Review for NeurIPS paper: Contrastive Learning with Adversarial Examples

NeurIPS 2020

Contrastive Learning with Adversarial Examples

Review 1

Summary and Contributions: This paper proposes using adversarial techniques to create positive and negative examples that are more difficult for a model being trained in a self-supervised fasion with contrastive loss to correctly classify. This, in effect, makes the SSL task more difficult and the authors demonstrate empirically that their methods leads to some modest accuracy gains on common image classification datasets. The main contribution is novel adaptation of adversarial techniques to perturb positive and negative example pairs such that they are more difficult to classify correctly.

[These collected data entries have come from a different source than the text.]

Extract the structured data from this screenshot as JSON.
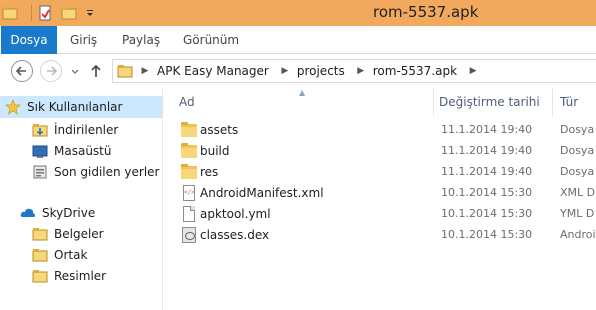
{
  "window": {
    "title": "rom-5537.apk"
  },
  "ribbon": {
    "tabs": [
      {
        "label": "Dosya",
        "active": true
      },
      {
        "label": "Giriş"
      },
      {
        "label": "Paylaş"
      },
      {
        "label": "Görünüm"
      }
    ]
  },
  "address": {
    "crumbs": [
      "APK Easy Manager",
      "projects",
      "rom-5537.apk"
    ]
  },
  "navpane": {
    "favorites_label": "Sık Kullanılanlar",
    "favorites": [
      "İndirilenler",
      "Masaüstü",
      "Son gidilen yerler"
    ],
    "skydrive_label": "SkyDrive",
    "skydrive": [
      "Belgeler",
      "Ortak",
      "Resimler"
    ]
  },
  "columns": {
    "name": "Ad",
    "date": "Değiştirme tarihi",
    "type": "Tür"
  },
  "files": [
    {
      "name": "assets",
      "date": "11.1.2014 19:40",
      "type": "Dosya",
      "icon": "folder-icon"
    },
    {
      "name": "build",
      "date": "11.1.2014 19:40",
      "type": "Dosya",
      "icon": "folder-icon"
    },
    {
      "name": "res",
      "date": "11.1.2014 19:40",
      "type": "Dosya",
      "icon": "folder-icon"
    },
    {
      "name": "AndroidManifest.xml",
      "date": "10.1.2014 15:30",
      "type": "XML D",
      "icon": "xml-file-icon"
    },
    {
      "name": "apktool.yml",
      "date": "10.1.2014 15:30",
      "type": "YML D",
      "icon": "file-icon"
    },
    {
      "name": "classes.dex",
      "date": "10.1.2014 15:30",
      "type": "Androi",
      "icon": "dex-file-icon"
    }
  ],
  "colors": {
    "titlebar": "#f0a95d",
    "file_tab": "#1979ca",
    "selected": "#cce8ff",
    "folder": "#f0c353"
  }
}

Strengths: The strength of this paper is a convincing presentation of a novel idea with clear benefits as demonstrated by experiments. The authors show that this method can be applied to various different contrastive learning tasks and models. I think this paper would be interesting to the NeurIPS community.

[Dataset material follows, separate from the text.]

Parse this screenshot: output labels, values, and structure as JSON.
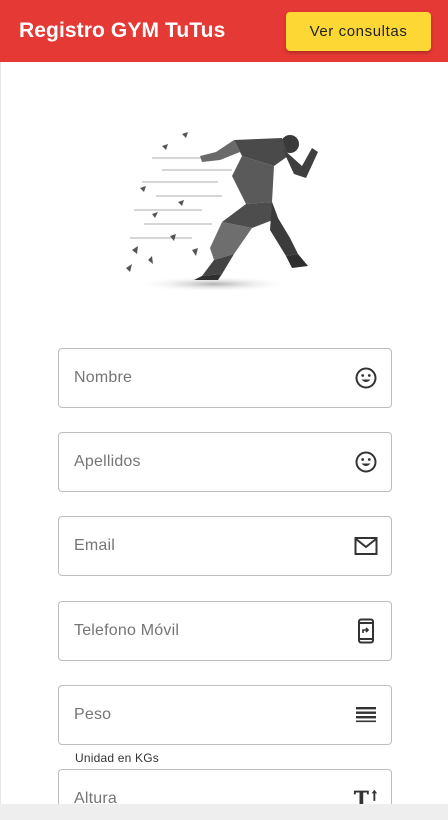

Weaknesses: One weakness is that the authors do not evaluate their methods on larger models and datasets that most of the other SSL papers (such as SimCLR used as a baseline in this paper) commonly use. Therefore, it is difficult to say whether this approach scales to bigger model and data sizes.

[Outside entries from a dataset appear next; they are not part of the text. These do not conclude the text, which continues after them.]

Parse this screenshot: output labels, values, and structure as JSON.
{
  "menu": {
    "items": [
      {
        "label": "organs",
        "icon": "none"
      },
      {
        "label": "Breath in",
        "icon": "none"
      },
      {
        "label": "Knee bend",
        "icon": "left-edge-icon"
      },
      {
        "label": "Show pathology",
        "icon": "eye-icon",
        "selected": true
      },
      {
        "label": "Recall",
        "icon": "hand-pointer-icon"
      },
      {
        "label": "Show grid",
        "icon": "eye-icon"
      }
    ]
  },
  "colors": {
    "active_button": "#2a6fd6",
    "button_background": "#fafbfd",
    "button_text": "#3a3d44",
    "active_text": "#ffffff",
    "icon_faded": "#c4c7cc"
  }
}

Correctness: It appears, based on the authors evaluation, that the claims and the proposed method does work.

Clarity: The paper is well written, however it can be a relatively dense reading with a lot of notation, that (at least for me) was not the easiest read. Nonetheless I believe the authors managed to get their point across well. I would suggest adapting the main figure in the paper (Figure 1) to make it a bit more clear what's going on there and perhaps adjust the colors.

Relation to Prior Work: I found that this paper situates itself quite well in the literature, though I am less familiar with the adversarial learning literature.

Reproducibility: Yes

Additional Feedback: I've read the author rebuttal and thank the authors for their clarifications. I am believe my rating is still appropriate for this work.

Review 2

Summary and Contributions: This paper enhances various unsupervised learning methods with an additional adversarial data generation path and the associated loss. Contrastive learning is based on distinguishing different augmented versions of an image from other independently chosen images. This work proposes tweaking the augmented examples adversarially so that they are even more indistinguishable form other images (that are not augmented versions from the same image), that is "fooling" the classifier that distinguishes that augmented versions of the image from other images. The paper evaluates the quality of the pre-trained model by evaluating on the "downstream" supervised classification task

Strengths: This is clever method that works in several completely unsupervised setups with small, but consistent improvements across the board. The authors verify on downstream tasks for several datasets that the additional adversarial training improves the final classification score when the model is not fine-tuned. This is a strong indication that the method has true merits. The method is evaluated in multiple datasets and is used for augmenting multiple unsupervised approaches and exhibits the similar pattern: there is a sweet-spot for the size of the optimal adversarial perturbation and the improvements diminish if the perturbation exceeds that magnitude. The experiments are well designed and convincing and the method is novel.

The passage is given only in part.